USAID
Strategi Komunikasi Untuk Konservasi Alam bertujuan untuk mengukuhkan pola komunikasi, memperkuat dan apresiasi masyarakat tidak hanya terhadap keunggulan-keunggulan di kawasan konservasi, melainkan juga untuk memunculkan rasa bangga dan termotivasi untuk mendukung kawasan konservasi.
2021 · 27 pages

Abstract
Indonesia memiliki tipe ekosistem yang beragam mulai dari pegunungan, hutan, laut, lahan basah hingga sabana. Beragam ekosistem tersebut merupakan rumah bagi berbagai flora dan fauna.
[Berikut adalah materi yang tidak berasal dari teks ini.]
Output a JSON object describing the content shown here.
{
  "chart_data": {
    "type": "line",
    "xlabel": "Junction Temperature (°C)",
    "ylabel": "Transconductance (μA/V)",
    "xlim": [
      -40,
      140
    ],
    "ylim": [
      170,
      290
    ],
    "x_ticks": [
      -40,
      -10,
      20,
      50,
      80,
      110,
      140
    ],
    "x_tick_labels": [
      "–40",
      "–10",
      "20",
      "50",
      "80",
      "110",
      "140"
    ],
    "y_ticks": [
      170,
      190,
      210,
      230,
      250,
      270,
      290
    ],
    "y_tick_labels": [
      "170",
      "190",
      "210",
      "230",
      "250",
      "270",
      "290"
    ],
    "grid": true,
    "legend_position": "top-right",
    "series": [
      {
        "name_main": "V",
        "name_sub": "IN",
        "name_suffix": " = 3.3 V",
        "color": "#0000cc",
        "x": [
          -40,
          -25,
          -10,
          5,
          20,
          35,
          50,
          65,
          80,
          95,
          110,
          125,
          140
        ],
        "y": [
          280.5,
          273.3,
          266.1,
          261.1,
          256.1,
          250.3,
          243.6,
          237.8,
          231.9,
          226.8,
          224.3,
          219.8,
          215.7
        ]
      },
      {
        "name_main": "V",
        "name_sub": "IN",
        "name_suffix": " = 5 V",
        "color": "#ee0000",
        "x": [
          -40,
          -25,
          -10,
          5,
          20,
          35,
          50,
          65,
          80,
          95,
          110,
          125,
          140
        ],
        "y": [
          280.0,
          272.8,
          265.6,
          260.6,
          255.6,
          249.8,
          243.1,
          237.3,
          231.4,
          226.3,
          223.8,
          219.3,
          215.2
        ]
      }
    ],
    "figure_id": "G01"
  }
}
Kekayaan alam di Indonesia sangat luar biasa yang merupakan karunia Tuhan yang perlu dilestarikan. Strategi Komunikasi Untuk Konservasi Alam ini bertujuan untuk mengukuhkan pola komunikasi, memperkuat dan apresiasi masyarakat tidak hanya terhadap keunggulan-keunggulan di kawasan konservasi, melainkan juga untuk memunculkan rasa bangga dan termotivasi untuk mendukung kawasan konservasi. Upaya ini diperlukan untuk menjaga kelestariannya terjaga. Salah satu upaya adalah dengan melakukan strategi komunikasi yang tepat dengan masyarakat. Modul ini akan menjadi bagian akhir dari keempat Modul Komunikasi Massa, Taman Nasional di Indonesia. Pada bagian sebelumnya, peserta telah mendapat tambahan pengatahuan serta ketrampilan tentang bagaimana berkuminasi efektif dan persuasif, lalu menyusun pesan yang merujuk kepada Unique Selling Points (USP) serta teknik menghadapi media terutama pada media tradisional seperti koran, radio, dan televisi. Strategi Komunikasi Untuk Konservasi Alam ini melibatkan analisis situasi, perumusan strategi, dan evaluasi strategi. Analisis situasi melibatkan identifikasi tujuan, target audiens, dan media yang akan digunakan. Perumusan strategi melibatkan merangkai tujuan strategi komunikasi, menentukan target audiens, menentukan bauran komunikasi (channel media), merangkai pesan, menentukan juru bicara, dan rencana implementasi. Evaluasi strategi melibatkan pengukuran hasil dan penyesuaian strategi jika perlu. Dalam pelaksanaan strategi komunikasi ini, diperlukan kerja sama tim yang terdiri dari lebih dari 2 orang. Dengan demikian, terjadi tukar pikiran dan pengayaan materi. Selanjutnya, strategi yang telah dibuat akan dibahas bersama dengan fasilitator. Selama pembahasan dan evaluasi, dimungkinkan untuk pengayaan materi lebih lanjut. Selain pengayaan, penajaman juga akan dilakukan pada aspek seperti Unique Selling Point/Proposition, juga Pesan Kunci untuk disampaikan kepada media massa. Setelah mengikuti pelatihan ini, peserta mampu menyusun strategi komunikasi untuk promosi dan pemasaran jasa lingkungan wisata alam di kawasan konservasi. Dengan demikian, peserta dapat meningkatkan kesadaran masyarakat terhadap keunggulan-keunggulan di kawasan konservasi dan memunculkan rasa bangga dan termotivasi untuk mendukung kawasan konservasi.